Лесничий шел со мной рядом и что-то бормотал про себя. Я давно уже знал за ним эту его привычку разговаривать с самим собою, свойственную многим людям, живущим в безмолвии, — рыбакам, лесничим, ночным караульщикам, а также тем, которые перенесли долголетнее одиночное заключение, — и я перестал обращать на эту привычку внимание.
— Да, да, да… — бросал он отрывисто из воротника шубы. — Глупо… Да… Гм… Глупо, глупо… И грубо… Гм…
На мосту через Ворожу горел фонарь. С всегдашним странным чувством немного волнующей, приятной бережности ступал я на ровный, прекрасный, ничем не запятнанный снег, мягко, упруго и скрипуче подававшийся под ногою. Вдруг Турченко остановился около фонаря и обернулся ко мне,
— Глупо! — сказал он громко и решительно. — Поверьте мне, милый мой, — продолжал он, слегка прикасаясь к моему рукаву, — поверьте, не режим правительства, не скудость земли, не наша бедность и темнота виноваты в том, что мы, русские, плетемся в хвосте всего мира. А все это сонная, ленивая, ко всему равнодушная, ничего не любящая, ничего не знающая провинция, все равно — служащая, дворянская, купеческая или мещанская. Посмотрите на них, на сегодняшних. Сколько апломба, сколько презрения ко всему, что вне их куриного кругозора! Так, походя, и развешивают ярлыки: «Ерунда, чепуха, вздор, дурак…» Попугаи! И главное, — он, видите ли, этого и этого не понимает, и, стало быть, это уже плохо и смешно. Так ведь он дифференциального исчисления не понимает — значит, и оно чепуха? И Пушкина не понимали. И Чехова недавно не понимали. Говорили о его «Степи»: что за чушь — овечьи мысли! Да разве овцы думают? «Цветы улыбались мне в тишине, спросонок…» Ерунда! Разве цветы когда-нибудь смеются! И нынче ведь тоже. «Я, говорит, сам так напишу…»
— А насчет черной молнии? — спросил я.
— Да, да… «Где же это бывает черная молния?» Премилый человек этот судья, но что он видел в своей жизни? Он — школьный и кабинетный продукт… А я вам скажу, что я сам, собственными глазами, видел черную молнию и даже раз десять подряд. Это было страшно.
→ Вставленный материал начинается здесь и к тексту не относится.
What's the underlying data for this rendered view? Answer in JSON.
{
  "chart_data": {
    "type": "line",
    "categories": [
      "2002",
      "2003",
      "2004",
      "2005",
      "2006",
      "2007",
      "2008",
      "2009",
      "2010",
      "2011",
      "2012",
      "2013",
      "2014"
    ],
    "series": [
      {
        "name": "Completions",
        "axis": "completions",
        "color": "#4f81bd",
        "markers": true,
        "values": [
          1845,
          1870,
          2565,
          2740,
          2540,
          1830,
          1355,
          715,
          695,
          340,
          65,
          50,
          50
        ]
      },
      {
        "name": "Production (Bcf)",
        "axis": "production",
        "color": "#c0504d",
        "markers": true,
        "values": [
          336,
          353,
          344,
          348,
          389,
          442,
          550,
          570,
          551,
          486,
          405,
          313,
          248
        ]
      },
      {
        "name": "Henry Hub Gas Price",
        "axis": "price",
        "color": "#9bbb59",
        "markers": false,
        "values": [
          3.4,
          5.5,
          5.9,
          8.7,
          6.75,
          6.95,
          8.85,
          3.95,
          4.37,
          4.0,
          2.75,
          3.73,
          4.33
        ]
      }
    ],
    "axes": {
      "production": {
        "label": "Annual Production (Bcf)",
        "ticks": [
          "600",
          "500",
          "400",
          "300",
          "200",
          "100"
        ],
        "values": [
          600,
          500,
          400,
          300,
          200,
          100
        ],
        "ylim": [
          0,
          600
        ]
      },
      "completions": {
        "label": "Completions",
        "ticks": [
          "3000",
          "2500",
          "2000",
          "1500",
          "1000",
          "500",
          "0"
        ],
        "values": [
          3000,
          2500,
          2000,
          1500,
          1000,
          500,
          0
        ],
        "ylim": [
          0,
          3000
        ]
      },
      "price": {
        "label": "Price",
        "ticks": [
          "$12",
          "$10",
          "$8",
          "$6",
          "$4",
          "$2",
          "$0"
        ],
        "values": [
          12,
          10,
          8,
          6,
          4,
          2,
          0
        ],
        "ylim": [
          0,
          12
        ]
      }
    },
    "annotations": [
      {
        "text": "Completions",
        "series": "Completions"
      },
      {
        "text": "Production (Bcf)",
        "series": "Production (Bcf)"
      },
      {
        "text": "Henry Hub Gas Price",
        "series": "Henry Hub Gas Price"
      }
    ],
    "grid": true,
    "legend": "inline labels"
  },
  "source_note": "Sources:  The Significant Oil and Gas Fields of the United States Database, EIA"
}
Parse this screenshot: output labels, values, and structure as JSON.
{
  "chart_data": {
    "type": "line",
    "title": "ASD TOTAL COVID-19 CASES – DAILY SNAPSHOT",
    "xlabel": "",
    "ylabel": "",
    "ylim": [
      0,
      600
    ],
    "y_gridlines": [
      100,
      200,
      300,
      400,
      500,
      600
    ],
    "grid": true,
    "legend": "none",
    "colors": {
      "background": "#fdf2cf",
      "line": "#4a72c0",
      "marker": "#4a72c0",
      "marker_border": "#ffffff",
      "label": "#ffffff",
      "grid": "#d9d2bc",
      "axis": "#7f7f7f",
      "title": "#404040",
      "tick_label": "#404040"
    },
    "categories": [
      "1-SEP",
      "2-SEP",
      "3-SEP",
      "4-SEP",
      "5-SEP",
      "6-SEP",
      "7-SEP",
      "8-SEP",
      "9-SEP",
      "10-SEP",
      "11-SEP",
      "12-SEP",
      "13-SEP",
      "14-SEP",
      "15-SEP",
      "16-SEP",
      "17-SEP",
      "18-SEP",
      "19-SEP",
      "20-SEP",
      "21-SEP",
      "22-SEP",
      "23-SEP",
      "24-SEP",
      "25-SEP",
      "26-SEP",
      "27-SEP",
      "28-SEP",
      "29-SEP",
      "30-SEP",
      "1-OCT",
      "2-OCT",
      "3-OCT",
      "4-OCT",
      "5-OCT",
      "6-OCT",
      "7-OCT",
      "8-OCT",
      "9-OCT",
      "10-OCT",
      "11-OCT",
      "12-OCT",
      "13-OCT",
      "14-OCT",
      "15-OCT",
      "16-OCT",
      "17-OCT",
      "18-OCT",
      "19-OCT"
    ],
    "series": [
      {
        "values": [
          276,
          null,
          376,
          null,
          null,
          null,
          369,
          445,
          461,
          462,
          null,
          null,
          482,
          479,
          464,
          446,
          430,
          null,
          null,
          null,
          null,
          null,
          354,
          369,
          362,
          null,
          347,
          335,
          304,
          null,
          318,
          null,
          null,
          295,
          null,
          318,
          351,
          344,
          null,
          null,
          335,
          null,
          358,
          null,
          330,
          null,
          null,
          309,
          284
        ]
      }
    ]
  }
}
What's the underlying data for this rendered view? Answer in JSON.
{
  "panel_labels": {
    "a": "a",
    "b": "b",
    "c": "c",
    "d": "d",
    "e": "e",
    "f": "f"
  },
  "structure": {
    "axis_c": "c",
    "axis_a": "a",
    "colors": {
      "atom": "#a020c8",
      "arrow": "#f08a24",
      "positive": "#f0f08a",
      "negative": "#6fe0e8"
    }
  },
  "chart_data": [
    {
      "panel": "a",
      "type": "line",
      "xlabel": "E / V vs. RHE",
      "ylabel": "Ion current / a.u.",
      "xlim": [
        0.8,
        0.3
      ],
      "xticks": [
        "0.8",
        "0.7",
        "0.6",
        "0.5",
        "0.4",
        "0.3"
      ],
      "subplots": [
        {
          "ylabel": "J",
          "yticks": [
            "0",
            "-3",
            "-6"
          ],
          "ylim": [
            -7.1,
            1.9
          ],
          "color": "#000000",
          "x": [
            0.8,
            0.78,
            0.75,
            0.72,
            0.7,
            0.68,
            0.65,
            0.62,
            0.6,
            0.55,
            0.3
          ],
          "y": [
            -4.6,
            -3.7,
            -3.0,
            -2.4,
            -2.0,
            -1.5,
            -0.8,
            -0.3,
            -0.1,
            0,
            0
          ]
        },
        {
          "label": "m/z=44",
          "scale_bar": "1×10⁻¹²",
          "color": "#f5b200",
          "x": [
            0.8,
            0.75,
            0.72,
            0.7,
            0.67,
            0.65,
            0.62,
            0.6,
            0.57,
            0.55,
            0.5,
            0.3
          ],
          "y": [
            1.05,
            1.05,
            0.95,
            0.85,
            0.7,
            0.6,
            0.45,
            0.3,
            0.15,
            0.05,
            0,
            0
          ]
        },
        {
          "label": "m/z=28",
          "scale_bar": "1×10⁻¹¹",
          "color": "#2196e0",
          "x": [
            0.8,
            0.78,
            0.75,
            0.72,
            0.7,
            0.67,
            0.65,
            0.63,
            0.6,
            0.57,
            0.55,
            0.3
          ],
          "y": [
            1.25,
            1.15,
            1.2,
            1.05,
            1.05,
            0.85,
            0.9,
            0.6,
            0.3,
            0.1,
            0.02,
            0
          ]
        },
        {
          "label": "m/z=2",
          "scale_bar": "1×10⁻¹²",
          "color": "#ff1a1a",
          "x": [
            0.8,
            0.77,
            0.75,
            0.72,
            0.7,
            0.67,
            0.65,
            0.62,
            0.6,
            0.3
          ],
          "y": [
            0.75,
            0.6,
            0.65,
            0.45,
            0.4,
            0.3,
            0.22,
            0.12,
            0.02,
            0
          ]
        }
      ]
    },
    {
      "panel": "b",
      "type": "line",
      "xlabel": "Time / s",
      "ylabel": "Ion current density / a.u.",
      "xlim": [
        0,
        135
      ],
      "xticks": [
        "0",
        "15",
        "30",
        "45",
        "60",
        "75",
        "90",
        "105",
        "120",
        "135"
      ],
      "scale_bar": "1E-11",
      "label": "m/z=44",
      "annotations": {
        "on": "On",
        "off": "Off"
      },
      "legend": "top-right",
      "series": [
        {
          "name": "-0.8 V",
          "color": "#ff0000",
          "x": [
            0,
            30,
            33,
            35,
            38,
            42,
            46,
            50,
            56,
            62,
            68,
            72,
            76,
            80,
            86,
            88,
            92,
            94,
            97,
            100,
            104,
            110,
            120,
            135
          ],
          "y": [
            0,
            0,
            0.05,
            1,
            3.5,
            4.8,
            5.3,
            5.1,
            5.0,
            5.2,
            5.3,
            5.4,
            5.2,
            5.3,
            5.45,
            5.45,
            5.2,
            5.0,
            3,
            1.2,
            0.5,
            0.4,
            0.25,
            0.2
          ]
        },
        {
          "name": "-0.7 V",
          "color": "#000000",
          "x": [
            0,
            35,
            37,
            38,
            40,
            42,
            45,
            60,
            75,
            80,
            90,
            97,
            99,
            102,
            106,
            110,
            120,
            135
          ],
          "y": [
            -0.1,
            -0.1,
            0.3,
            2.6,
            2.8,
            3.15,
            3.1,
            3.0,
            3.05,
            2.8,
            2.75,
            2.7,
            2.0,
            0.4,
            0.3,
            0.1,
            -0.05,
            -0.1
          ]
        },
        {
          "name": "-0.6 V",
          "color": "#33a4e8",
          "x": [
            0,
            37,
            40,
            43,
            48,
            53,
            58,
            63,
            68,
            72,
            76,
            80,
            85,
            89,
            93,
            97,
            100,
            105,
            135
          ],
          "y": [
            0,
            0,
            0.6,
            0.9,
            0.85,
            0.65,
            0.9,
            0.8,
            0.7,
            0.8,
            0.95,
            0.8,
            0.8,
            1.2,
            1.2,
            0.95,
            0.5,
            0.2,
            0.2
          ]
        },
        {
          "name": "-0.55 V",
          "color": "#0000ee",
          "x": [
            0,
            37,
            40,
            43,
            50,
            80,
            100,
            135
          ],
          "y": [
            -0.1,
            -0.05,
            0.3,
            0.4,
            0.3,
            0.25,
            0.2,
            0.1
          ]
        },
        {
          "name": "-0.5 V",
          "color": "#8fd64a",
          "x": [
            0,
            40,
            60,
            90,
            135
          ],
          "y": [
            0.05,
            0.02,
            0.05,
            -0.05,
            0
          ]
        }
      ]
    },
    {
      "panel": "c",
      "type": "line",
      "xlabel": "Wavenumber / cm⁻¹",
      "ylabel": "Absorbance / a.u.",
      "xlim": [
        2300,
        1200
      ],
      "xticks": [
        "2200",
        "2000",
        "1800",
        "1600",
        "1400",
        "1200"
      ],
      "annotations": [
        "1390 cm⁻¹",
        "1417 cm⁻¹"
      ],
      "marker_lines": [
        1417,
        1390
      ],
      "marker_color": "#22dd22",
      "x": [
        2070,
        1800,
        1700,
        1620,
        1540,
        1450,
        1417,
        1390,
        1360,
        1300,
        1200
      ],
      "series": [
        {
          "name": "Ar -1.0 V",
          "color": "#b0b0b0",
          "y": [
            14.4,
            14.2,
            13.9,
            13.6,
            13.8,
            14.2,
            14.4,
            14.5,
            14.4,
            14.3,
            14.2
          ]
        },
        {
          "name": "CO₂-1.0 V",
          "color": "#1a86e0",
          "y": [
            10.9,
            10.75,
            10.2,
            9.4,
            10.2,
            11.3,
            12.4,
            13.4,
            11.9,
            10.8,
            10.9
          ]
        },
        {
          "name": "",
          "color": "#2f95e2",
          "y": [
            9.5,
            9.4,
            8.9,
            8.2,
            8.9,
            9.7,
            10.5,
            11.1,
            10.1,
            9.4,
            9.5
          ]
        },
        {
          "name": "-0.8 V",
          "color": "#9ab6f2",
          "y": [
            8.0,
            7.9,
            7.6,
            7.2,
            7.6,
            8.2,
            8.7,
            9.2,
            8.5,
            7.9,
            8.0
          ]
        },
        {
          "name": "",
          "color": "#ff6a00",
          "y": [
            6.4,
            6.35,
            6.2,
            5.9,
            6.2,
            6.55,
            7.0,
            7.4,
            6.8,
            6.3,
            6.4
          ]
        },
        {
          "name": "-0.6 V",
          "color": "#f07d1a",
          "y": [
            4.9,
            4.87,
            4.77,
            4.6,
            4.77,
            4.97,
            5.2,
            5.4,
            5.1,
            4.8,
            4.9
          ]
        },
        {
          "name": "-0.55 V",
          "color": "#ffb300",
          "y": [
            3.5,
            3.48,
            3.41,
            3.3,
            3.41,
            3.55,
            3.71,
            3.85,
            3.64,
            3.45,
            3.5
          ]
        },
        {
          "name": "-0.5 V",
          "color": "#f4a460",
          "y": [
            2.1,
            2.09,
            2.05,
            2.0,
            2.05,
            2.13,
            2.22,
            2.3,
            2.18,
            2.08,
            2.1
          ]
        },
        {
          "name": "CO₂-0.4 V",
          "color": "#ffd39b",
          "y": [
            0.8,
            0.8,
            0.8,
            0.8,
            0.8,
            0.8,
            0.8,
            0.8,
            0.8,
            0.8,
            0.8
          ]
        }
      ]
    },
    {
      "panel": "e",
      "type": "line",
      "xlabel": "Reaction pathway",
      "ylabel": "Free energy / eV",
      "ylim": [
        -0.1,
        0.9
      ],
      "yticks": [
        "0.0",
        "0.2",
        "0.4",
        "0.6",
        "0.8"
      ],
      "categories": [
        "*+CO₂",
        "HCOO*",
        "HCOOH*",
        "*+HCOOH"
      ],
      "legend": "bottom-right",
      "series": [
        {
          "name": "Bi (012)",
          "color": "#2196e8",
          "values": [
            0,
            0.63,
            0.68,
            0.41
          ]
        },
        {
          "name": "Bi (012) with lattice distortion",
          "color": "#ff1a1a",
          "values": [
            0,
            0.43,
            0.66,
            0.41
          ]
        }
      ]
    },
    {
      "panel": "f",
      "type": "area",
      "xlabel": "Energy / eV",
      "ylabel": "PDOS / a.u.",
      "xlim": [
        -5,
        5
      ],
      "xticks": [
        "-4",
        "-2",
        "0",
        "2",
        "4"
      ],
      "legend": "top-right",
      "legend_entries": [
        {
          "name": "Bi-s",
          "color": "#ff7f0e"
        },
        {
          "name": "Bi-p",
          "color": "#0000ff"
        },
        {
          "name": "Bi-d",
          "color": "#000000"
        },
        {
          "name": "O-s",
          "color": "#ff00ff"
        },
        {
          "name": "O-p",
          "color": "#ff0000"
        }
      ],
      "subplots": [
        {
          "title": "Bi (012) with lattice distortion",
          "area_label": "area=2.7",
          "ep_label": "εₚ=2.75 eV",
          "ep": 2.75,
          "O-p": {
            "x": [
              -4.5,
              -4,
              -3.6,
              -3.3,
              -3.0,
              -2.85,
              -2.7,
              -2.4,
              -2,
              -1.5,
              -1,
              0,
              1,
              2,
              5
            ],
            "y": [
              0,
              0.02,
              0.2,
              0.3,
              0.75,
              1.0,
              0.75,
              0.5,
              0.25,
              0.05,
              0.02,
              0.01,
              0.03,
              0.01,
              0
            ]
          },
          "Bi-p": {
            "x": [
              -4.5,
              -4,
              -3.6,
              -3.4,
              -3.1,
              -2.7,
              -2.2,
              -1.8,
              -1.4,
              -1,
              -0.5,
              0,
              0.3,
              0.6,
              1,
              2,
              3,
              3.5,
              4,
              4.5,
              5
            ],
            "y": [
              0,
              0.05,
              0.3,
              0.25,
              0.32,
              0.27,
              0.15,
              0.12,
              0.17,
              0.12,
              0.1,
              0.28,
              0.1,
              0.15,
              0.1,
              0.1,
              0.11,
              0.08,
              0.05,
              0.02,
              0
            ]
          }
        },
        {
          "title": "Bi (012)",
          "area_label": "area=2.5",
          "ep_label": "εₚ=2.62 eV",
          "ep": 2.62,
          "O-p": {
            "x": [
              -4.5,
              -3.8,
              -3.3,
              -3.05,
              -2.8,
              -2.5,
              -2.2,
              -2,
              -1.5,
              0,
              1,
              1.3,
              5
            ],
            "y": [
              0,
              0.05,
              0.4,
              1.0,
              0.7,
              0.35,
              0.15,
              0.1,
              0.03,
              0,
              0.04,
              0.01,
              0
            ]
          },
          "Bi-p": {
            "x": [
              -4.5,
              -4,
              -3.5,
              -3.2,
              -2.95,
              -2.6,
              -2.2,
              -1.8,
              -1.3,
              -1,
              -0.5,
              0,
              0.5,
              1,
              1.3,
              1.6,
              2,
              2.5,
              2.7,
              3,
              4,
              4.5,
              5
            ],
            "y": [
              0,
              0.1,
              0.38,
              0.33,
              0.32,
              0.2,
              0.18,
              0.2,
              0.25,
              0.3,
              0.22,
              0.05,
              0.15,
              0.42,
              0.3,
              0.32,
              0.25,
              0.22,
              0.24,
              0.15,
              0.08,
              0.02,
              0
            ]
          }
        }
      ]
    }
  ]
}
— Вот как, — молвил я недоверчиво.
— Именно так. Я с детства в лесу, на реке, в поле. Я видел и слышал поразительные вещи, о которых не люблю рассказывать, потому что все равно не поверят. Я, например, наблюдал не только любовные хороводы журавлей, где все они пляшут и поют огромным кругом, а парочка танцует посредине, — я видел их суд над слабым перед осенним отлетом. Я мальчишкой-реалистом, живучи в Полесье, видел град с большой мужской кулак величиною, гладкими ледышками, но не круглой формы, а в виде как бы шляпки молодого белого гриба, и плоская сторонка слоистая. В пять минут этот град разбил все окна в большом помещичьем доме, оголил все тополи и липы в саду, а в поле убил насмерть множество мелкого скота и двух подпадков. Глубокой зимою, в день ужасного мессинского землетрясения, утром, я был с гончими у себя на Бильдине. И вот часов в десять — одиннадцать на совершенно безоблачном небе вдруг расцвела радуга. Она обоими концами касалась горизонта, была необыкновенно ярка и имела в ширину градусов сорок пять, а в высоту двадцать — двадцать пять. Под ней, такой же яркой, изгибалась другая радуга, но несколько слабее цветом, а дальше третья, четвертая, пятая, и все бледнее и бледнее — какой-то сказочный семицветный коридор. Это продолжалось минут пятнадцать. Потом радуги растаяли, набежали мгновенно, бог знает, откуда тучи и повалил сплошной снежище.